Article omissions and just a failure to test?
There's a few things in this article that warrant a bit more explanation.
'They were using RS6000s to do the maintenance from the screen, no permanent printed copies were used,' - this seems unlikely but perhaps the key word is permanent. The obvious question here is the cost and lack of mobility of the RS/6000 and its hefty CRT screen. It's more likely to be in a clean office environment, away from the less-clean, huge aircraft. I wonder if the software had annotation features too. "from the screen" seems unlikely for a lot of work.
'Pete told us, "it turned out [to be] an optimisation bug in the IBM C compiler used on the RS6000. It was overwriting registers that were being used to store local C variables when the call stack got too deep." ' - this feels like it needs an extra line or two of explanation, you can't normally just trample on registers. If this is about preserving values for the calling convention then why did it fail at a certain stack depth? That doesn't make sense. The POWER architecture doesn't use a register window, AFAIK?
As others (@Wellyboot and first Anonymous Coward replying to @Giovani Tapini) have pointed out, principally this appears to be a failure of testing to verify that a representative manual (or two!) was rendered with the same content of the originals. The most basic manual test beyond looking at page 1 is to go to the end and see how many pages there are in total. That would have caught this problem (' "After about 30 pages I reached a page where my Windows app showed more data than the RS6000 app" ') so again it feels like more explanation is needed. Perhaps repagination is an issue here but probably not as would they really want to change the page numbers?
@boltar, @svm, @MacroRodent and @Herby have some very pertinent points and sound advice that many of us will have forgotten.
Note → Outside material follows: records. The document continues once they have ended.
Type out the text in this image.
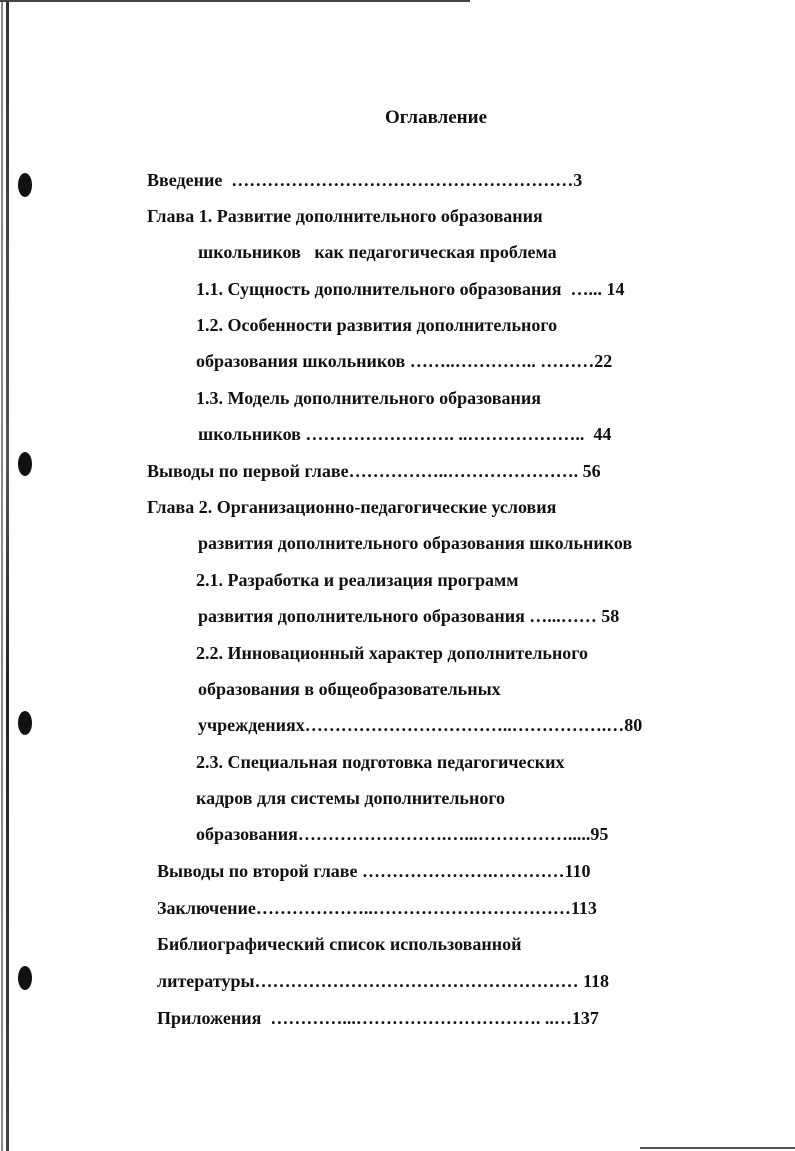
Оглавление

Введение  …………………………………………………3

Глава 1. Развитие дополнительного образования

школьников   как педагогическая проблема

1.1. Сущность дополнительного образования  …... 14

1.2. Особенности развития дополнительного

образования школьников ……..………….. ………22

1.3. Модель дополнительного образования

школьников ……………………. ..………………..  44

Выводы по первой главе……………..…………………. 56

Глава 2. Организационно-педагогические условия

развития дополнительного образования школьников

2.1. Разработка и реализация программ

развития дополнительного образования …...…… 58

2.2. Инновационный характер дополнительного

образования в общеобразовательных

учреждениях……………………………..…………….…80

2.3. Специальная подготовка педагогических

кадров для системы дополнительного

образования…………………….…...…………….....95

Выводы по второй главе ………………….…………110

Заключение………………..……………………………113

Библиографический список использованной

литературы……………………………………………… 118

Приложения  …………...…………………………. ..…137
It's worth running tests both with an unoptimised and optimised program. This could uncover ultra-rare compiler bugs but more likely highlight bugs in code which is relying on undefined behaviour in the language which the optimiser happens to change. This is another omission from this article, whether the code was relying on languages features that had undefined behaviour.
I'd also highlight the value of compiling on different platforms and comparing test results even if you don't intend to use each target in production. This can be a useful and fairly cheap way to find bugs like this and others.
Reporting ' "I saw no press reports of bad maintenance." ' is a bit disingenuous. Does Pete scan all the press? Does he read the aviation trade press? Did the article author go back and look for this? Was this newsworthy enough for a journalist to cover? Were there any incidents are accidents linked to this problem, presumably not?